- The Washington Times - Monday, June 5, 2000

Hey, Indiana Pacers.

Welcome to the NBA Finals. It took you long enough. Hope you are planning to make it interesting, although the smart money says you won't.

You're a hard team to embrace. You're the team everyone assumed was destined to shoot itself in the foot. And you almost did in the first round of the playoffs. What was that, being pushed to a fifth game by George Karl's eighth-seeded bunch?

And what a stomach-churning fifth game it was, decided near the end on a 3-pointer by Travis Best.

That's how precarious life in the NBA is. A backup point guard hits a 3-pointer, and life is good. But if Best had missed the shot, people would have been questioning Donnie Walsh's oft-stated desire to keep this aging team together.

The Two Jerrys, Reinsdorf and Krause, broke up the Bulls after six championships in the '90s. The Pacers were May's team, not June's, serious only to a point.

The franchise's glory days involved the rebellious red, white and blue ball of the old ABA. The last of its three ABA championships occurred in 1973. Bob Leonard was the coach then, George McGinnis and Mel Daniels the stars.

At least this puts to rest one of the conspiracy theories involving David Stern and NBC, namely that small-market teams are sacrificed in exchange for TV ratings and revenue.

These Pacers don't help on the marketing end. They lack panache, to say the least. Perseverance is their leading quality. They are two steps too slow.

Sam Perkins, who landed in Chapel Hill, N.C., before Michael Jordan, gave up running three or four seasons ago. He kind of lopes to his spots on the floor now. His nickname is the Big Smooth, perhaps because at times he appears to be asleep and functions at two speeds, slow and slower.

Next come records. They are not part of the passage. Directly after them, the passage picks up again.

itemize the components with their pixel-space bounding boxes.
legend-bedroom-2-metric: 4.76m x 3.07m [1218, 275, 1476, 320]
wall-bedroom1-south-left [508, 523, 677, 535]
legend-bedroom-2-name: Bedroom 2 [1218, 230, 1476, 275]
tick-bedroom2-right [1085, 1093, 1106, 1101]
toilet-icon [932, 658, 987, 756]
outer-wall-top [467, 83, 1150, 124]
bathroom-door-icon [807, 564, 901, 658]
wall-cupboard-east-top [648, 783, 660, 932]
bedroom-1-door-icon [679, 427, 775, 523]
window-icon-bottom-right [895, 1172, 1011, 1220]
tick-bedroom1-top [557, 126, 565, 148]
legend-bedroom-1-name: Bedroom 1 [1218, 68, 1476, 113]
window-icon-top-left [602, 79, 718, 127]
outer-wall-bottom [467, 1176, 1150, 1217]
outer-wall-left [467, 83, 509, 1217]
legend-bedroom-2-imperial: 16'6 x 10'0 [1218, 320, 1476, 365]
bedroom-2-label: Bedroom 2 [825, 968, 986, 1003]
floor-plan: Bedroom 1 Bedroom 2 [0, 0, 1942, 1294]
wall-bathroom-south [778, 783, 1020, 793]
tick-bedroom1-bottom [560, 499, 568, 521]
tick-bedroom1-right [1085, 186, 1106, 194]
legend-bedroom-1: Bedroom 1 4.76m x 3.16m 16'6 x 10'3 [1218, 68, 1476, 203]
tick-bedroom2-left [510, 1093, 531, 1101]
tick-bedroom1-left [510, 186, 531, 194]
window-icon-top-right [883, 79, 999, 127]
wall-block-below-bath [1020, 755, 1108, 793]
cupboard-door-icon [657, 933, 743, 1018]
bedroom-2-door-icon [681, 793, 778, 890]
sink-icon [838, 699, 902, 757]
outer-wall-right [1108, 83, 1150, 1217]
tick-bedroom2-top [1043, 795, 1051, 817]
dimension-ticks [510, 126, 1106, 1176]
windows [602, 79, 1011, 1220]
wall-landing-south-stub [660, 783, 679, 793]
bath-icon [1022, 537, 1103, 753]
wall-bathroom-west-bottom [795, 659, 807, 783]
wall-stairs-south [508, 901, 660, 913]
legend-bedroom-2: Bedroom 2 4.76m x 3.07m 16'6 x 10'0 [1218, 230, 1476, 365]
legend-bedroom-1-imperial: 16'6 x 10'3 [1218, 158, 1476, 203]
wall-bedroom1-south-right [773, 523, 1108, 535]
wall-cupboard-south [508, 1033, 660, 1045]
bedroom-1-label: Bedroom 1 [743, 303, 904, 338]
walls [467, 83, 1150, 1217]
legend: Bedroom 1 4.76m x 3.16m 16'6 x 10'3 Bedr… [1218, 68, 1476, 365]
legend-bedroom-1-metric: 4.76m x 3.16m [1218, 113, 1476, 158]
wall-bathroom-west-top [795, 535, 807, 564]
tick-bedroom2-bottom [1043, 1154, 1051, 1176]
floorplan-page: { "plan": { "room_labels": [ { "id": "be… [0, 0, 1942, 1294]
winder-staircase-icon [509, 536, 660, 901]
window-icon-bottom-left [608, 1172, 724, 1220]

Perkins is one of the two members of the team who is familiar with the NBA Finals. Zan Tabak is the other, if you count his contributions as a designated clapper with the Rockets in 1995. Tabak performs the same service for the Pacers.

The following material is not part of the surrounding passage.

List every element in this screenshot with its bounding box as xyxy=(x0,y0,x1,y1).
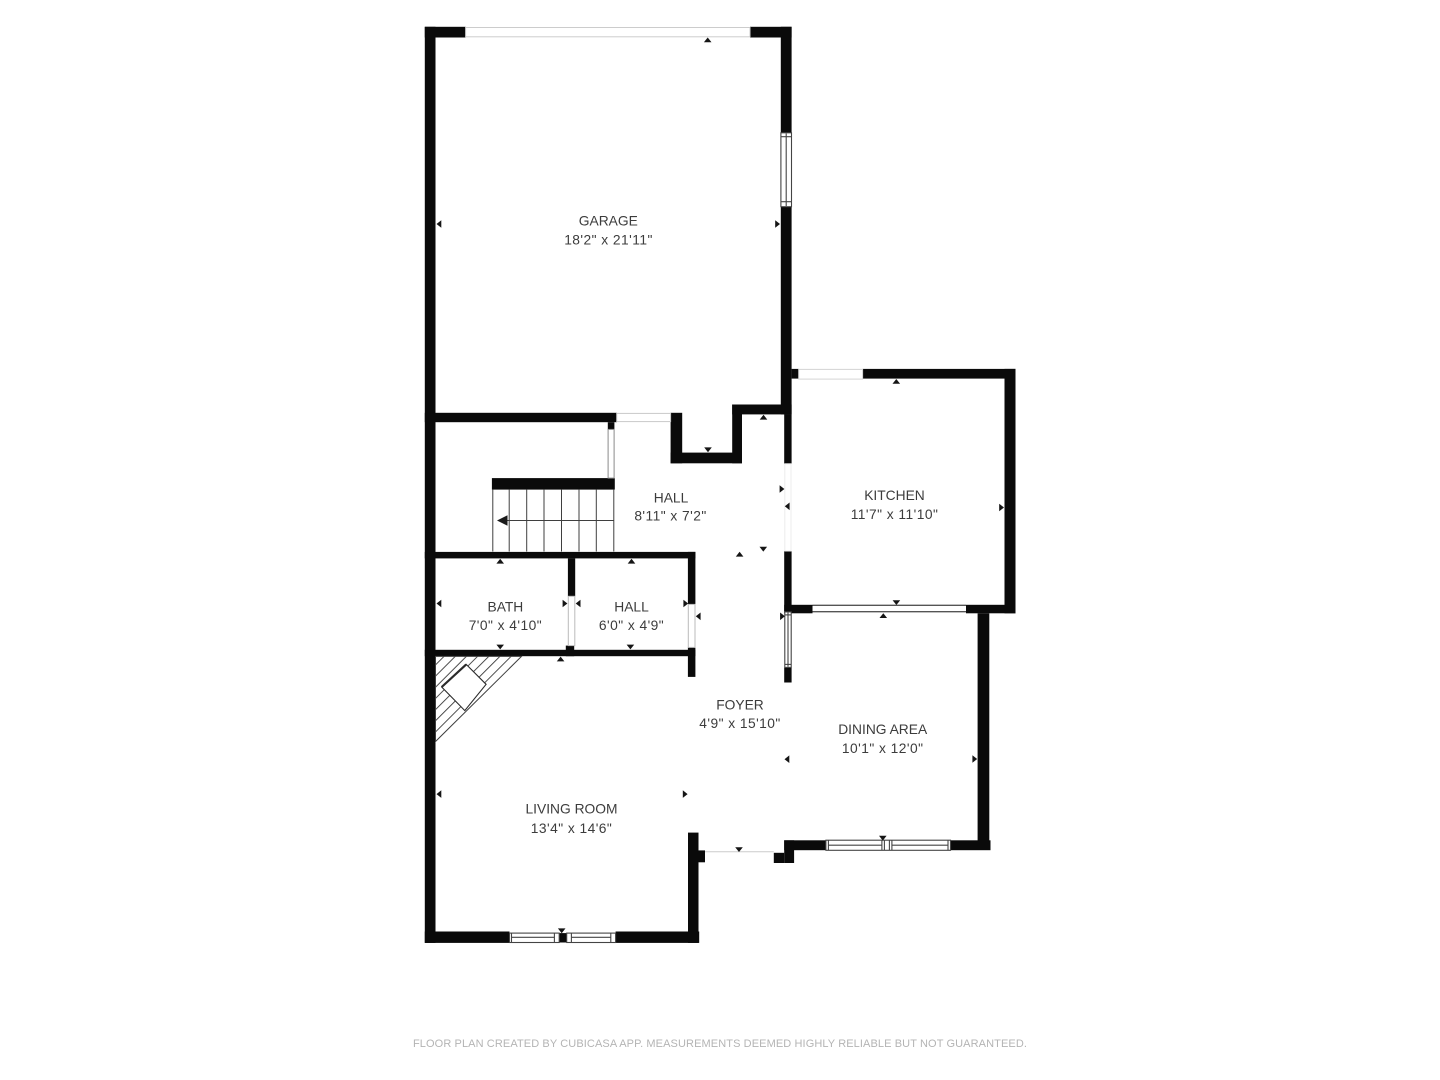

The Pacers are kind of the Utah Jazz of the Eastern Conference. They took forever to get this far, and now that they are here, they are said to be too old to do anything about it, starting with 36-year-old Chris Mullin, far removed from his days as a 25-point-a-game scorer with the Warriors.

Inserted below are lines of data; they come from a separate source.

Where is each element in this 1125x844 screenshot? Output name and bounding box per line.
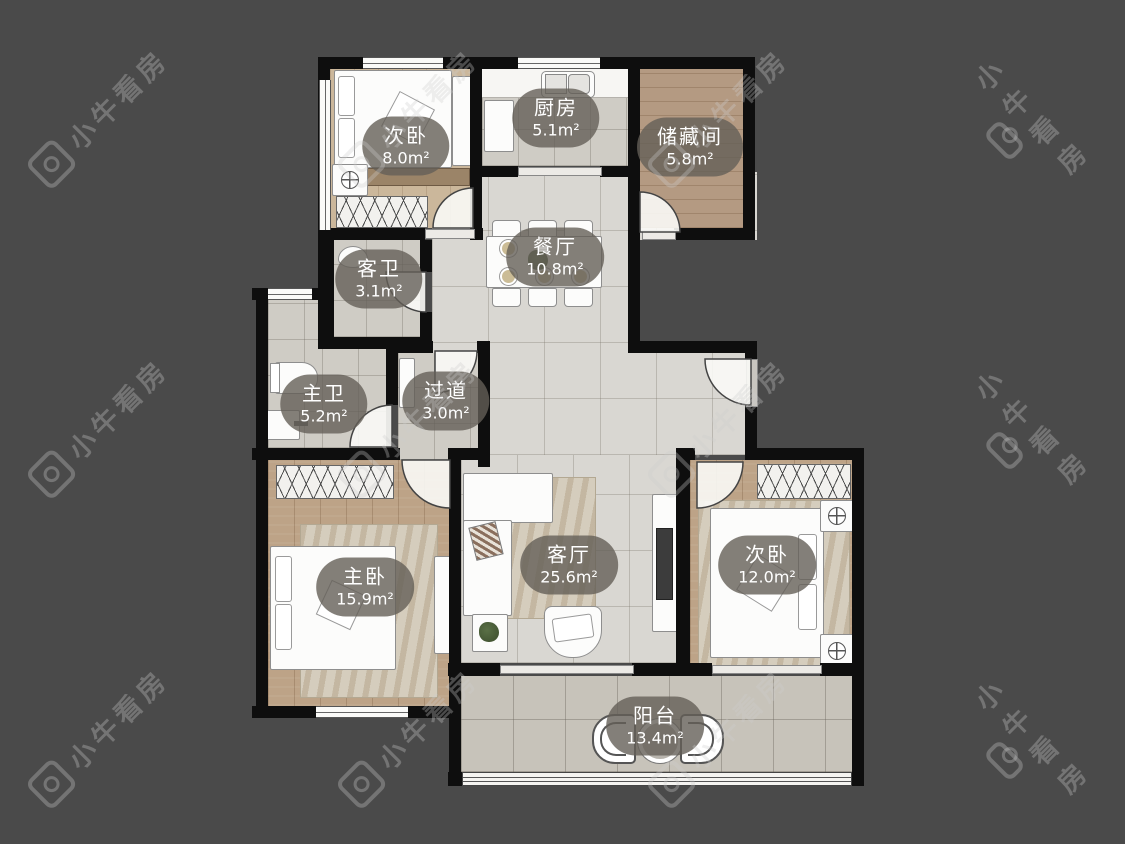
threshold-storage-door <box>642 230 676 240</box>
wall <box>743 57 755 240</box>
room-area: 12.0m² <box>738 568 796 588</box>
niu-logo-icon <box>334 757 388 811</box>
pillow <box>338 118 355 158</box>
dining-chair <box>492 288 521 307</box>
watermark-text: 小牛看房 <box>964 336 1118 490</box>
wall <box>745 448 864 460</box>
watermark: 小牛看房 <box>941 336 1118 513</box>
closet-hatch-master <box>276 465 394 499</box>
room-area: 13.4m² <box>626 729 684 749</box>
dining-chair <box>564 288 593 307</box>
slider-bedroom-balcony <box>712 665 822 674</box>
sofa-chaise <box>463 473 553 523</box>
niu-logo-icon <box>983 429 1026 472</box>
room-area: 5.1m² <box>532 121 579 141</box>
niu-logo-icon <box>24 447 78 501</box>
ceiling-fan-icon <box>341 171 359 189</box>
label-living: 客厅 25.6m² <box>520 536 618 595</box>
lamp-icon <box>828 507 846 525</box>
label-dining: 餐厅 10.8m² <box>506 228 604 287</box>
watermark: 小牛看房 <box>24 39 176 191</box>
room-name: 客厅 <box>547 543 591 568</box>
room-name: 次卧 <box>745 543 789 568</box>
room-area: 8.0m² <box>382 149 429 169</box>
watermark-text: 小牛看房 <box>964 646 1118 800</box>
wall <box>470 57 482 240</box>
wall <box>628 341 757 353</box>
niu-logo-icon <box>983 739 1026 782</box>
wall <box>449 455 461 786</box>
wall <box>420 240 432 272</box>
room-name: 厨房 <box>534 96 578 121</box>
threshold-bedroom-top-door <box>425 229 475 239</box>
niu-logo-icon <box>24 757 78 811</box>
room-area: 15.9m² <box>336 590 394 610</box>
wall <box>252 448 400 460</box>
dining-chair <box>528 288 557 307</box>
room-area: 5.8m² <box>666 150 713 170</box>
wall <box>676 448 690 676</box>
room-name: 过道 <box>424 379 468 404</box>
niu-logo-icon <box>24 137 78 191</box>
bay-window-master <box>316 706 408 718</box>
niu-logo-icon <box>983 119 1026 162</box>
room-area: 25.6m² <box>540 568 598 588</box>
wall <box>850 772 864 786</box>
balcony-railing <box>462 772 852 786</box>
wall <box>448 663 500 676</box>
label-balcony: 阳台 13.4m² <box>606 697 704 756</box>
slider-living-balcony <box>500 665 634 674</box>
room-name: 阳台 <box>633 704 677 729</box>
wall <box>628 57 640 353</box>
wall <box>674 228 755 240</box>
label-bedroom-top: 次卧 8.0m² <box>362 117 449 176</box>
room-area: 5.2m² <box>300 407 347 427</box>
label-storage: 储藏间 5.8m² <box>637 118 743 177</box>
wall <box>820 663 864 676</box>
room-name: 餐厅 <box>533 235 577 260</box>
room-name: 储藏间 <box>657 125 723 150</box>
watermark: 小牛看房 <box>24 659 176 811</box>
outdoor-notch <box>640 240 757 341</box>
window-bedroom-top <box>363 57 443 69</box>
label-hallway: 过道 3.0m² <box>402 372 489 431</box>
room-name: 客卫 <box>357 257 401 282</box>
closet-hatch-right <box>757 464 851 499</box>
watermark-text: 小牛看房 <box>58 39 176 157</box>
toilet-tank <box>270 363 280 393</box>
window-kitchen <box>518 57 600 69</box>
stove <box>484 100 514 152</box>
entry-door-leaf <box>746 359 758 407</box>
wall <box>745 341 757 359</box>
label-master-bath: 主卫 5.2m² <box>280 375 367 434</box>
watermark: 小牛看房 <box>941 646 1118 823</box>
watermark-text: 小牛看房 <box>58 349 176 467</box>
threshold-kitchen <box>518 167 602 176</box>
room-name: 主卧 <box>343 565 387 590</box>
wall <box>386 347 398 405</box>
watermark-text: 小牛看房 <box>58 659 176 777</box>
pillow <box>275 556 292 602</box>
wall <box>852 448 864 786</box>
room-name: 主卫 <box>302 382 346 407</box>
room-name: 次卧 <box>384 124 428 149</box>
window-bedroom-left <box>319 80 331 230</box>
label-master-bedroom: 主卧 15.9m² <box>316 558 414 617</box>
label-kitchen: 厨房 5.1m² <box>512 89 599 148</box>
label-guest-bath: 客卫 3.1m² <box>335 250 422 309</box>
lamp-icon <box>828 642 846 660</box>
floorplan-canvas: 次卧 8.0m² 厨房 5.1m² 储藏间 5.8m² 餐厅 10.8m² 客卫… <box>0 0 1125 844</box>
closet-hatch-top <box>336 196 428 228</box>
wall <box>600 166 640 177</box>
wall <box>256 288 268 718</box>
wall <box>318 228 425 240</box>
pillow <box>338 76 355 116</box>
label-bedroom-right: 次卧 12.0m² <box>718 536 816 595</box>
window-master-bath <box>268 288 312 300</box>
watermark: 小牛看房 <box>941 26 1118 203</box>
wall <box>476 166 518 177</box>
wall <box>448 772 462 786</box>
room-area: 10.8m² <box>526 260 584 280</box>
living-plant <box>479 622 499 642</box>
watermark-text: 小牛看房 <box>964 26 1118 180</box>
wall <box>632 663 712 676</box>
watermark: 小牛看房 <box>24 349 176 501</box>
room-area: 3.1m² <box>355 282 402 302</box>
pillow <box>798 584 817 630</box>
tv-screen <box>656 528 673 600</box>
room-area: 3.0m² <box>422 404 469 424</box>
pillow <box>275 604 292 650</box>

Perkins is coming up on his 39th birthday. Mark Jackson is 35, Reggie Miller is 34, Derrick McKey is 33 and Rik Smits' feet are 103.

Smits is emblematic of the Pacers. In some games, he is painful to watch, unable to perform the most perfunctory tasks, such as catching the ball. In other games, he is a viable option on offense, the best 7-foot-4 spot-up shooter in the NBA.

Larry Bird is the straight-talking coach who professes not to be very good at what he does. It has become fashionable to take him at his word.

Bird deflects the credit to his two assistants, Dick Harter and Rick Carlisle. A coaching staff of three is small by NBA standards but reflective of Bird's old-school ways. Bird is walking away from coaching after the season, his version of term limits set at three seasons, which is at odds with the lifers who populate the coaching ranks.

He already has warned his players about what is ahead. They don't know what it is like to be on the NBA's largest stage. Bird knows only too well from his playing days with the Celtics in the '80s. No June was complete unless Bird and Magic Johnson were on the floor.

The challenge for the Pacers is not to be content with where they are, despite their history. Four previous trips to the conference finals, going back to 1994 and Larry Brown, resulted in elimination.

They have a shooter's chance, with Miller being a big-game shooter of the highest order. His 3-pointers atone for all kinds of mistakes, even the team's sometimes noticeable lack of grit.

Jalen Rose is the wild card. He has come so far in a relatively short time from the first player off the bench to the team's leading scorer in one year but when the lights are brightest, will he blink?

That question is probably applicable to the rest of the Pacers as well, Perkins excluded.